This week, the Department for Promotion of Industry and Internal Trade (DPIIT) released the results for the State Startup Ranking 2019, with Gujarat and the Andaman and Nicobar Islands adjudged as ‘Best Performers’ among states and union territories (UTs).
The ranking, a yearly exercise, judges the 29 states and union territories of India for the support provided by the state administration to their respective startups and the startup ecosystem at large. In the same rankings, Karnataka and Kerala were adjudged as ‘Top Performers’, a rung below the ‘Best Performers’, followed by Bihar, Maharashtra, Odisha, Rajasthan and Chandigarh as ‘Leaders’. Some of the remaining states and UTs were ranked in another two rungs below the leaders, in the ‘Aspiring Leaders’ and ‘Emerging Startup Ecosystem’ classes.
In the same week, the DPIIT also launched the exercise of ranking states and UTs on the basis of ease of doing business (EoDB). The rankings would be released by March 2021. Last year, the department identified 181 reform points and for 2021, it has shared 301 such points with the states and UTs.
The government also launched the Aatmanirbhar Bharat ARISE – Atal New India Challenges (ANIC) to spur applied research and innovation in MSMEs (micro, small and medium enterprises) and startups by challenging them to come up with innovative solutions to sectoral problems.
The ARISE – ANIC programme will be facilitated by NITI Aayog’s Atal Innovation Mission (AIM), in collaboration with the Indian Space Research Organisation (ISRO) and four other ministries — Ministry of Defence, Ministry of Food Processing Industries, Ministry of Health and Family Welfare, and Ministry of Housing and Urban Affairs — who have put forward three problem statements each for the participants to find solutions to. The ARISE – ANIC challenge is the latest in a slew of such competitions launched by the government in recent times for startups, highlighting its inclination of banking on startups for finding innovative products and technologies.

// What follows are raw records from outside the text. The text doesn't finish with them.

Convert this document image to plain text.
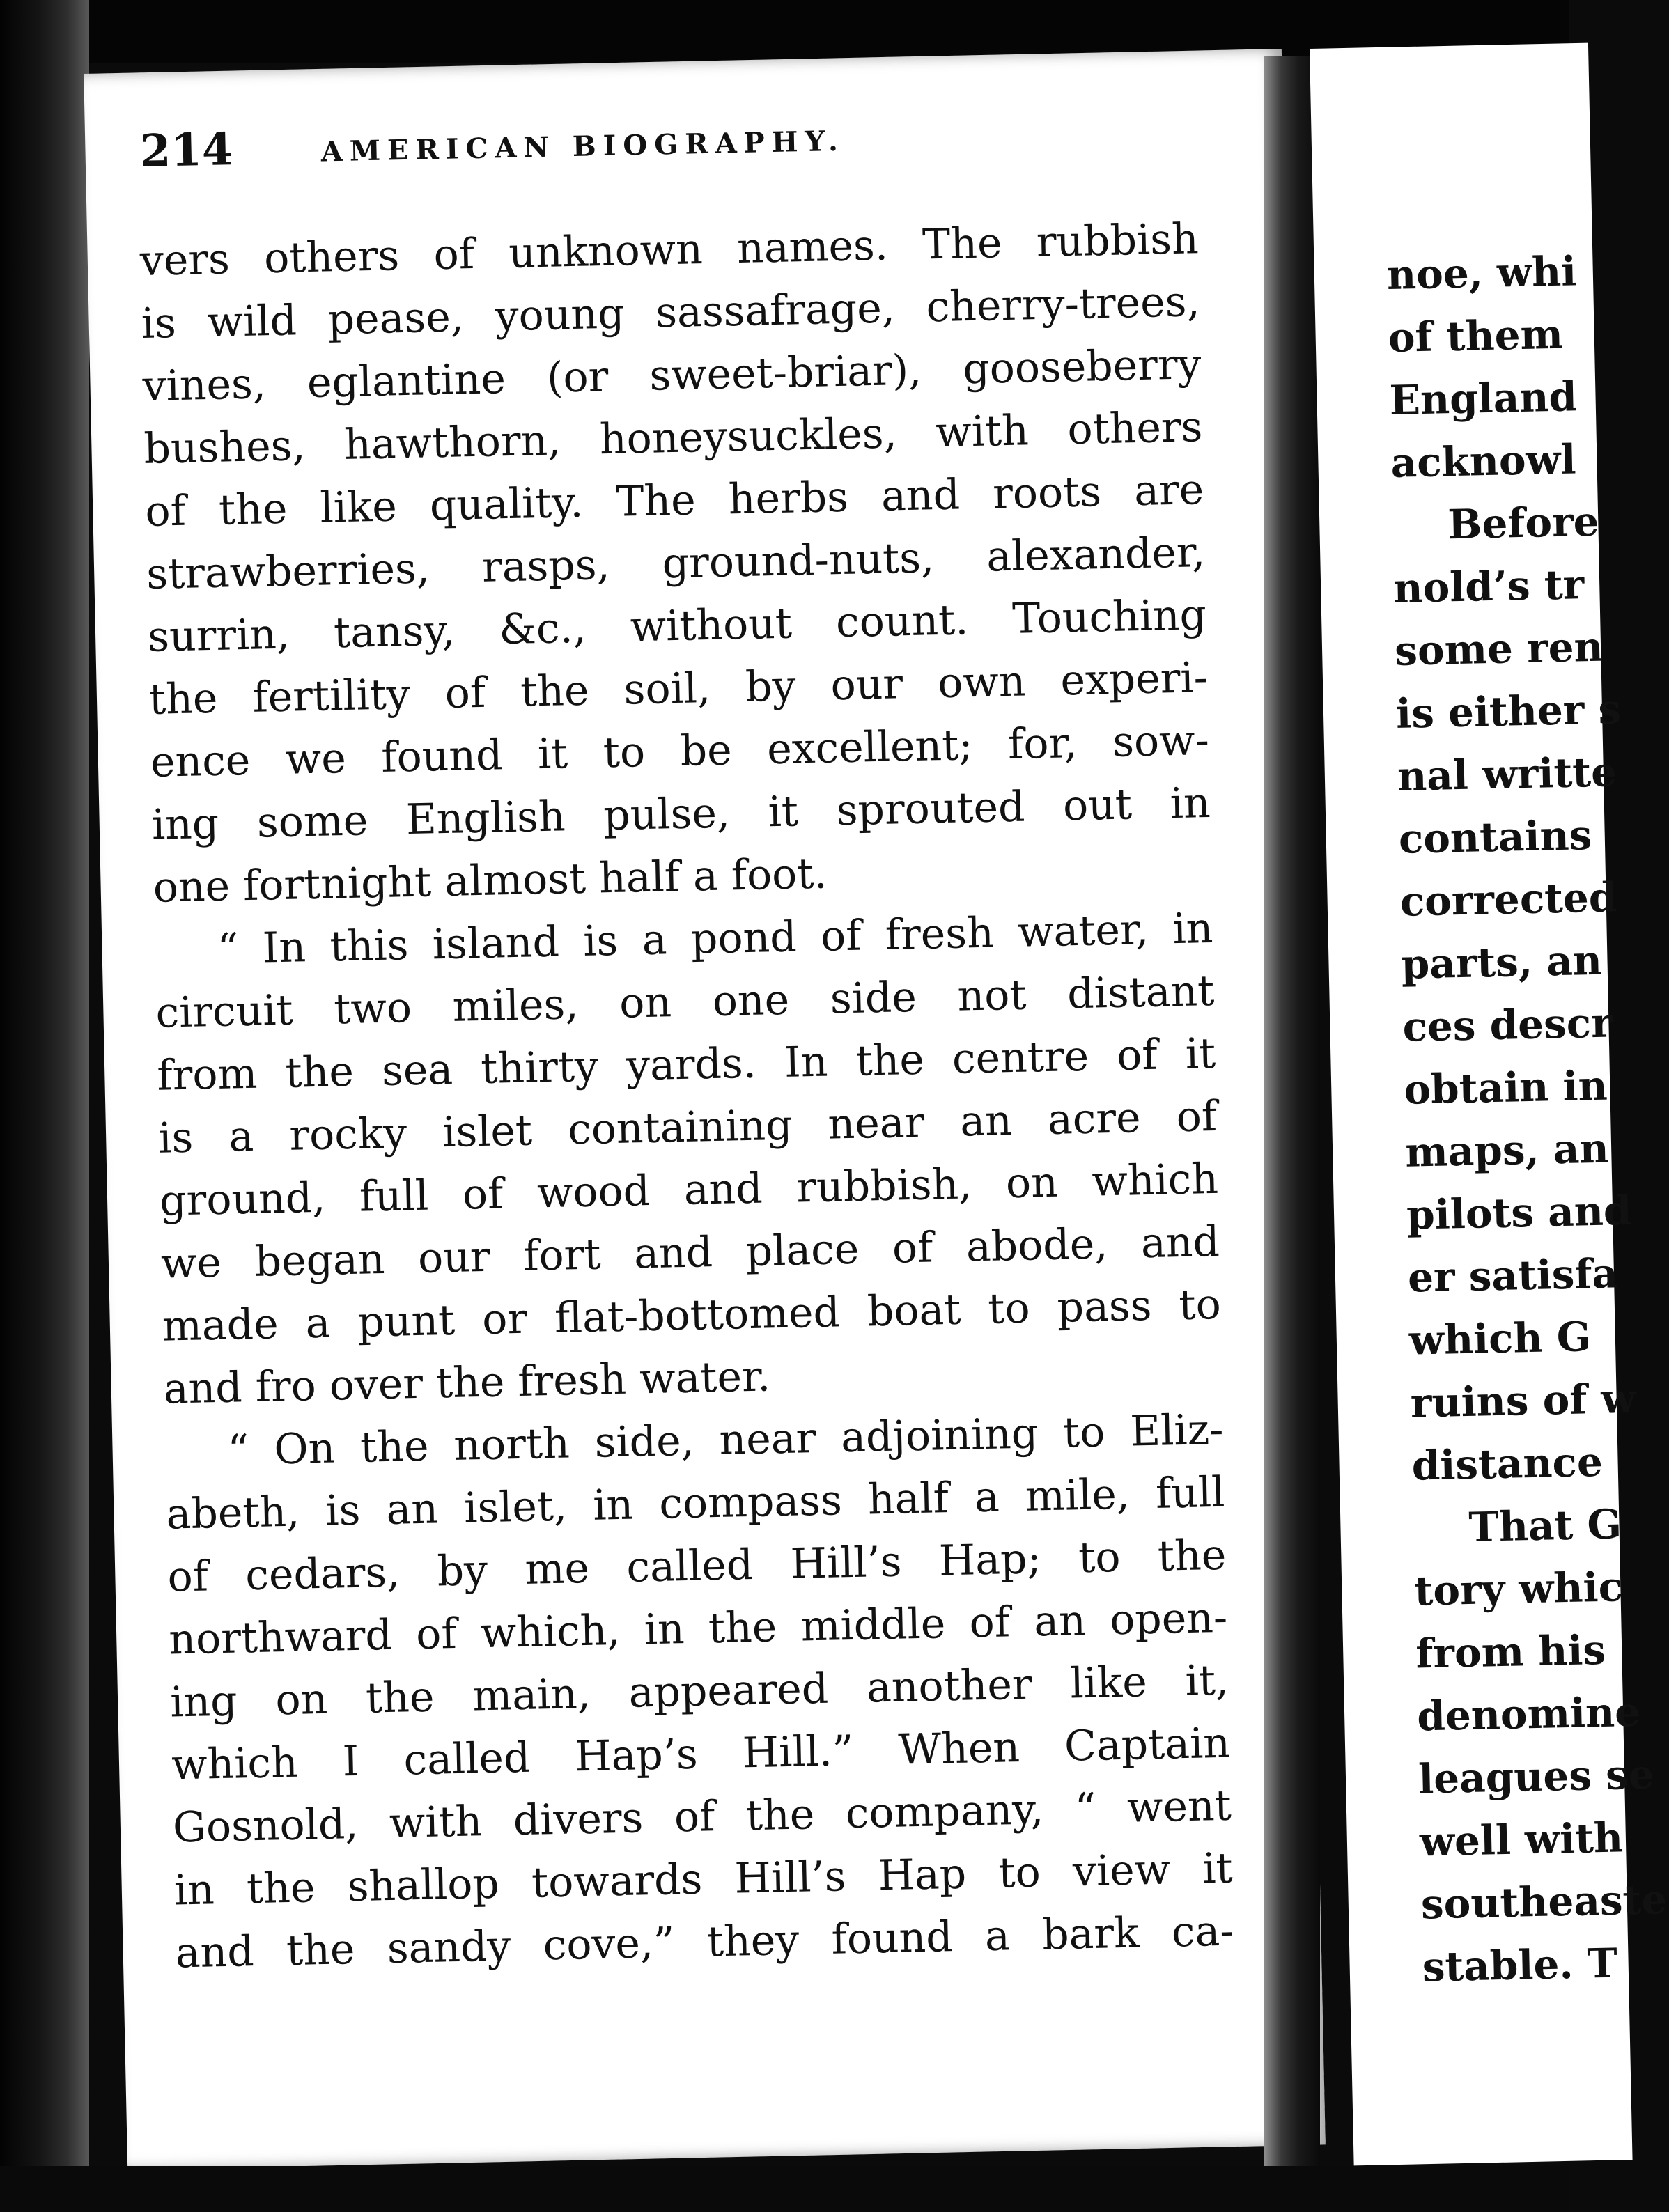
214	AMERICAN BIOGRAPHY.
vers others of unknown names. The rubbish
is wild pease, young sassafrage, cherry-trees,
vines, eglantine (or sweet-briar), gooseberry
bushes, hawthorn, honeysuckles, with others
of the like quality. The herbs and roots are
strawberries, rasps, ground-nuts, alexander,
surrin, tansy, &c., without count. Touching
the fertility of the soil, by our own experi-
ence we found it to be excellent; for, sow-
ing some English pulse, it sprouted out in
one fortnight almost half a foot.
“ In this island is a pond of fresh water, in
circuit two miles, on one side not distant
from the sea thirty yards. In the centre of it
is a rocky islet containing near an acre of
ground, full of wood and rubbish, on which
we began our fort and place of abode, and
made a punt or flat-bottomed boat to pass to
and fro over the fresh water.
“ On the north side, near adjoining to Eliz-
abeth, is an islet, in compass half a mile, full
of cedars, by me called Hill’s Hap; to the
northward of which, in the middle of an open-
ing on the main, appeared another like it,
which I called Hap’s Hill.” When Captain
Gosnold, with divers of the company, “ went
in the shallop towards Hill’s Hap to view it
and the sandy cove,” they found a bark ca-
noe, whi
of them
England
acknowl
Before
nold’s tr
some ren
is either s
nal writte
contains
corrected
parts, an
ces descr
obtain in
maps, an
pilots and
er satisfa
which G
ruins of w
distance
That G
tory whic
from his
denomine
leagues se
well with
southeaste
stable. T
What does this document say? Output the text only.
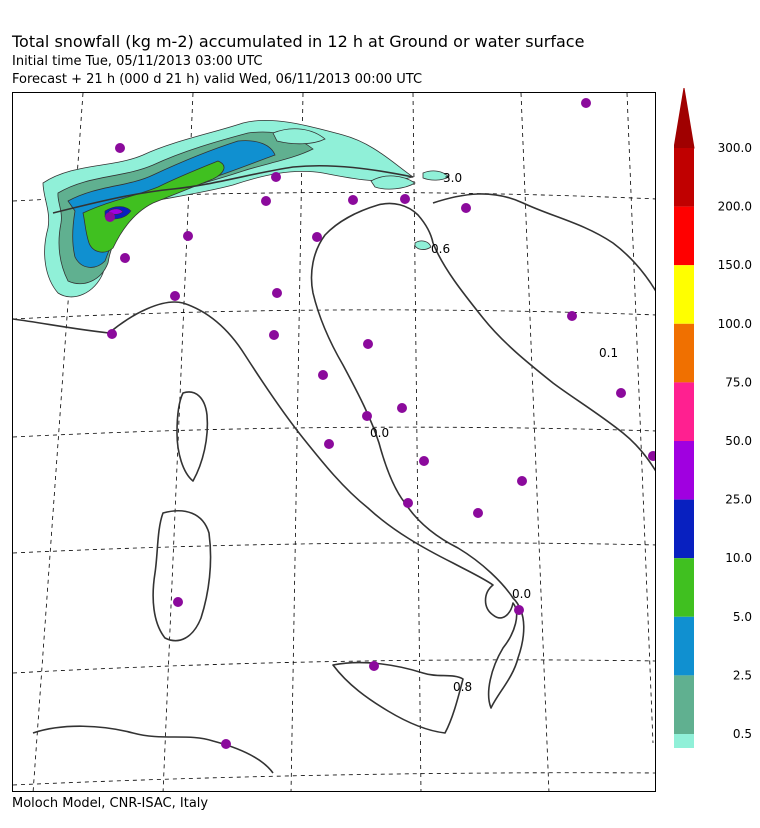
Total snowfall (kg m-2) accumulated in 12 h at Ground or water surface
Initial time Tue, 05/11/2013 03:00 UTC
Forecast + 21 h (000 d 21 h) valid Wed, 06/11/2013 00:00 UTC
3.0
0.6
0.1
0.0
0.0
0.8
300.0
200.0
150.0
100.0
75.0
50.0
25.0
10.0
5.0
2.5
0.5
Moloch Model, CNR-ISAC, Italy
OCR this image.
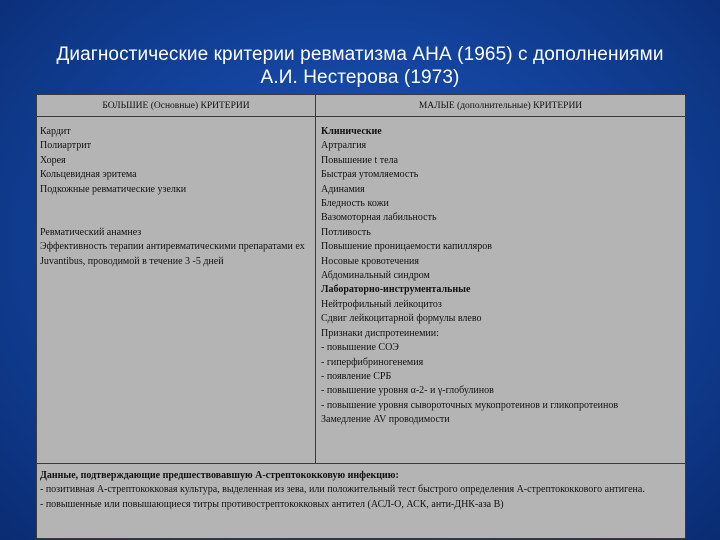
Диагностические критерии ревматизма АНА (1965) с дополнениями
А.И. Нестерова (1973)
БОЛЬШИЕ (Основные) КРИТЕРИИ	МАЛЫЕ (дополнительные) КРИТЕРИИ
Кардит
Полиартрит
Хорея
Кольцевидная эритема
Подкожные ревматические узелки
Ревматический анамнез
Эффективность терапии антиревматическими препаратами ex Juvantibus, проводимой в течение 3 -5 дней
Клинические
Артралгия
Повышение t тела
Быстрая утомляемость
Адинамия
Бледность кожи
Вазомоторная лабильность
Потливость
Повышение проницаемости капилляров
Носовые кровотечения
Абдоминальный синдром
Лабораторно-инструментальные
Нейтрофильный лейкоцитоз
Сдвиг лейкоцитарной формулы влево
Признаки диспротеинемии:
- повышение СОЭ
- гиперфибриногенемия
- появление СРБ
- повышение уровня α-2- и γ-глобулинов
- повышение уровня сывороточных мукопротеинов и гликопротеинов
Замедление AV проводимости
Данные, подтверждающие предшествовавшую А-стрептококковую инфекцию:
- позитивная А-стрептококковая культура, выделенная из зева, или положительный тест быстрого определения А-стрептококкового антигена.
- повышенные или повышающиеся титры противострептококковых антител (АСЛ-О, АСК, анти-ДНК-аза В)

In another measure from the government this week which is expected to bolster India’s startup ecosystem, the Ministry of Corporate Affairs (MCA) amended rules related to the acceptance of deposits by companies, allowing startups to raise funds through corporate bonds or other convertible instruments for 10 years, as against five years. The department has also changed the period of repayments from five to 10 years. Besides this, an amount of up to INR 25 Lakh received by a startup through a convertible note in a single tranche will not be considered ‘deposits’ under company law compliance.
The move is expected to offer more flexibility for startups to raise funds, especially during the pandemic which has severely impacted businesses and the economy.
- Indian sellers who used to sell goods on Chinese ecommerce platform Club Factory have been waiting for payments for nearly two months. Inc42 published a detailed analysis of the entire saga, which repeats itself every so frequently for Indian sellers on ecommerce platforms.
- Bengaluru-based food delivery major Swiggy is looking to incorporate artificial intelligence (AI)-driven speech recognition models for its call centre process. The company has partnered with BPO and social enterprise IndiVillage to power the platform’s broader AI and machine learning (ML) charter.
- The latest ban on 118 Chinese apps by the Indian government, which included popular gaming app PlayerUnknown’s Battlegrounds (PUBG), has forced PUBG Corporation, the game’s South Korea-based parent company, to withdraw its association with Tencent Games. In a blog post, the PUBG Corporation said that the PUBG Mobile franchise would no longer be authorised to Tencent Games in India.
- Drivers working with hyperlocal delivery application Dunzo and online bike taxi aggregator Rapido were arrested by the Bengaluru Police this week, for their alleged links with a drug trafficking network mainly supplying the student community in the city. The two drivers have been booked under the National Drugs and Psychotropic Substances Act, 1985 (NDPS).
- Mukesh Ambani-led Reliance Industries is looking to sell roughly 40% stake worth $20 Bn in its retail business Reliance Retail to US-based ecommerce giant Amazon, suggests a Bloomberg report. The report came after Reliance Reliance Retail raised INR 7,500 Cr from private equity giant Silver Lake Partners at a pre-money equity value of INR 4.21 lakh Cr. With this, Silver Lake Partners received a 1.75% stake in the retail business.
Among the major movers and shakers this week, BIRA 91 appointed Anil Arya as the CFO and senior vice president of Finance. Further, Madhu Shalini Iyer joined as a partner in global venture capitalist firm Rocketship.vc, to focus on strategies in India and Southeast regions.
From the funding and acquisitions corner, overall, $689.41 Mn was invested across 23 Indian startups this week.